The case for exercising rights on religion
Behind the dispute between Beijing and the Vatican over who wields authority over China's Catholics, people of various faiths have taken advantage of a narrow degree of tolerance for religious practices, even if they have had to keep a low profile or remain underground. So long as they are not perceived to be a threat to state authority, some Tsaoist, Buddhist, Islamic and Christian groups have been able to follow their beliefs without being harassed as violently as in earlier periods. In a rude reverse to this limited progress, Beijing police last Sunday raided an outdoor Christian service in which more than 160 were taken away, prompting fears that a new round of persecution of underground churches is under way.
The congregation of Shouwang Protestant Church cannot be blamed for thinking so. They have nowhere to worship after officials pressured the landlord of a film studio to stop renting his premises to them following the previous Sunday service - the 20th time in 18 years they had been forced to move on.

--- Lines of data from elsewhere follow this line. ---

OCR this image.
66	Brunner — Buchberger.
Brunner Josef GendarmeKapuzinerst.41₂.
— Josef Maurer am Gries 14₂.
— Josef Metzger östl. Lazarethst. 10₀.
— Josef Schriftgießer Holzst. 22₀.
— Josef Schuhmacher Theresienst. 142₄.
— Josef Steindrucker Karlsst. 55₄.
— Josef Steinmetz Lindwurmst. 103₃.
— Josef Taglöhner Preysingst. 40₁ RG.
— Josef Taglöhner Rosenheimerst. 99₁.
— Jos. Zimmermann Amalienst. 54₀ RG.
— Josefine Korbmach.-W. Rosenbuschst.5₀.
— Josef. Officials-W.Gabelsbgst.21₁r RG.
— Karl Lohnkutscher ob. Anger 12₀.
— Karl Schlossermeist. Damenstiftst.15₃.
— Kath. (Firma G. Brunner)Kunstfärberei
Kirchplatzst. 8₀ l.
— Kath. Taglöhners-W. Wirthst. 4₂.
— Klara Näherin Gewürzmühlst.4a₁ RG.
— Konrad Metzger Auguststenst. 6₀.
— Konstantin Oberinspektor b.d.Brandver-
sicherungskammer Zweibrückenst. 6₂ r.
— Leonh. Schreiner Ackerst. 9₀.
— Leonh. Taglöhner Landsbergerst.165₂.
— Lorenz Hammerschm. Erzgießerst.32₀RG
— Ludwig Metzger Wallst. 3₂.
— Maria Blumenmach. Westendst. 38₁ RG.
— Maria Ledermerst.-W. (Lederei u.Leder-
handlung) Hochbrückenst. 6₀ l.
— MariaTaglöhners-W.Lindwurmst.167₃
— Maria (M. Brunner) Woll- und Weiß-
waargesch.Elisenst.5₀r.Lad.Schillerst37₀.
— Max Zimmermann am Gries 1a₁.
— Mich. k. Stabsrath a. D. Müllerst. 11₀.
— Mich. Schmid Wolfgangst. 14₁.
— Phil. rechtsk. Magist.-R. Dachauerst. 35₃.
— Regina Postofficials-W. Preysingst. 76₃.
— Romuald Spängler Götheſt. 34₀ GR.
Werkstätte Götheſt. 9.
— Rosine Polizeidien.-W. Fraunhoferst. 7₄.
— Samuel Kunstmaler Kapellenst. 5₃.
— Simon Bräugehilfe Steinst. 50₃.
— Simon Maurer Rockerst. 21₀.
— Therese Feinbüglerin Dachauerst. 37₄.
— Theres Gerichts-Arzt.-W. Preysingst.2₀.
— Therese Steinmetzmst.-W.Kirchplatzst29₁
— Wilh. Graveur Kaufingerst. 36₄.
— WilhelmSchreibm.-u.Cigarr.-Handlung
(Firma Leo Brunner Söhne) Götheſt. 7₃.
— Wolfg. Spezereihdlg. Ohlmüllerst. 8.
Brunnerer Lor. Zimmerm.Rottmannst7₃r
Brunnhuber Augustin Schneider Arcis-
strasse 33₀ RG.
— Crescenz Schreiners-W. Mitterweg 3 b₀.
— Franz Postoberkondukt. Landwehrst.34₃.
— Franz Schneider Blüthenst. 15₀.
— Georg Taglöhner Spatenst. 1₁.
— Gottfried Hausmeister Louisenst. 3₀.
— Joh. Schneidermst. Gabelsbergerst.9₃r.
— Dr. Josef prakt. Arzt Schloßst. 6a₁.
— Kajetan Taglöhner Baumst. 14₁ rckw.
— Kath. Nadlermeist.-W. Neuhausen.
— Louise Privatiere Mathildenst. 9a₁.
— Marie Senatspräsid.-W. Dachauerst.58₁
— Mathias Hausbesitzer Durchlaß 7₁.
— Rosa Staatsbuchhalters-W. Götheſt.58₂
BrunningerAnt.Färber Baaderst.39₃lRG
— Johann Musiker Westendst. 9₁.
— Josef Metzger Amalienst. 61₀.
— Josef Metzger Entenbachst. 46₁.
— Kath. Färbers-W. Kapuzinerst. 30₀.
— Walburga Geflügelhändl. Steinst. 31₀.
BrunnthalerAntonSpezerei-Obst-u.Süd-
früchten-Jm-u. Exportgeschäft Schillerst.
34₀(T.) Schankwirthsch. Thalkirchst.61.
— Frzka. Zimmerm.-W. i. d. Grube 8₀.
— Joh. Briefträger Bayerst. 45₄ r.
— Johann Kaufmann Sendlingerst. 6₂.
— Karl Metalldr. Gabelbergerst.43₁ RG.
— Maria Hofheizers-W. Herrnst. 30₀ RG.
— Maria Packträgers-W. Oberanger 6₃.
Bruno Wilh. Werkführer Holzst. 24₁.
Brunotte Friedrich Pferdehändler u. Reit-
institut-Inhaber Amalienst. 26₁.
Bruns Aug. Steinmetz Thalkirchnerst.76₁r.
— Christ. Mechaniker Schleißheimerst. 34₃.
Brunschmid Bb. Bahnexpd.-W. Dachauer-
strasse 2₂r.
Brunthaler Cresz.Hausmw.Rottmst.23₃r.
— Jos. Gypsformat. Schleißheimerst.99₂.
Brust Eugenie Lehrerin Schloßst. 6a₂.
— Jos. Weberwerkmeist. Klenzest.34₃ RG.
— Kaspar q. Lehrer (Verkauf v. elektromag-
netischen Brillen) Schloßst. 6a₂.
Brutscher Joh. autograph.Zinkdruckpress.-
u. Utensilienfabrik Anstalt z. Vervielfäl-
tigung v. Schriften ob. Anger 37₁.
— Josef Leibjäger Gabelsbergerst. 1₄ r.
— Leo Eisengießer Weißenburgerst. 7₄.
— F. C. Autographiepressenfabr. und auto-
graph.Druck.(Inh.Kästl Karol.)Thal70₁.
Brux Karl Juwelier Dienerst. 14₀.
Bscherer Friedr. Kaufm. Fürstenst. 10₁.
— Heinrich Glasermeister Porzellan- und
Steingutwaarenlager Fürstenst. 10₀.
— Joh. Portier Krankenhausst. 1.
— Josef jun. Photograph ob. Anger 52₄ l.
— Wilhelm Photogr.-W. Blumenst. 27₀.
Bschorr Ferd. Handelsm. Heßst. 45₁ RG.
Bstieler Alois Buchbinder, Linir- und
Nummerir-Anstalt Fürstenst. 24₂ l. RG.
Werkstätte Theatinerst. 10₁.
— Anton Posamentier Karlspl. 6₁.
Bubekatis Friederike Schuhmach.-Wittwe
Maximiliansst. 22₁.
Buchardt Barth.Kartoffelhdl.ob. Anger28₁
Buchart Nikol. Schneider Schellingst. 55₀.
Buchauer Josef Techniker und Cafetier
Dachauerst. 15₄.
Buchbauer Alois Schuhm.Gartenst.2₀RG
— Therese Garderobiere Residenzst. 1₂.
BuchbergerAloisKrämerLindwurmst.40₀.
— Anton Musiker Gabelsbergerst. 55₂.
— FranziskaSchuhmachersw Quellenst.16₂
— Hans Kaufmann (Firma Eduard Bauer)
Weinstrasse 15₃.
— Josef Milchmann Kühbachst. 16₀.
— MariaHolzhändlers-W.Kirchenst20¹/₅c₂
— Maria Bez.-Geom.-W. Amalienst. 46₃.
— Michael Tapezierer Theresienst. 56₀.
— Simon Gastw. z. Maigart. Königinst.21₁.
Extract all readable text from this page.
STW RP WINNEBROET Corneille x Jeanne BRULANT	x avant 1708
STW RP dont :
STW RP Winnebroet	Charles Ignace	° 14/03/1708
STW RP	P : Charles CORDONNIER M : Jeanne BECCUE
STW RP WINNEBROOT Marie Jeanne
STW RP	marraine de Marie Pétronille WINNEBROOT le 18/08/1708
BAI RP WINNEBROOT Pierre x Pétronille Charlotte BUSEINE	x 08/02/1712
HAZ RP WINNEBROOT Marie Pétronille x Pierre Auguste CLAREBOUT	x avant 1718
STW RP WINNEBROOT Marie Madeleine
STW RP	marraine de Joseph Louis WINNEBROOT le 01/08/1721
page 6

In 2009, the authorities stopped the owner of a commercial building from completing the 27 million yuan (HK$32 million) sale of a 1,500 square metre space to the church after it had paid the price in full.
The pastor and church members - mainly middle-class, university educated professionals - insist the outdoor service was not a show of defiance, but only an attempt to follow the Bible's injunction to worship every Sunday. The treatment of this congregation, one of the largest house churches on the mainland, now serves as an unmistakable warning to religious groups not to over-reach official tolerance. It is extremely regrettable if the communist authorities, so firmly in control and so confident in their stewardship of a rising great world power, still feel it necessary to persecute believers. Fears of a new round of persecution are partly fed by the sweeping crackdown on political dissent in the wake of the jasmine uprisings in the Middle East. But the Communist Party's grip on power is surely firm enough now to allow people to exercise the right to practise their religion as enshrined in the constitution.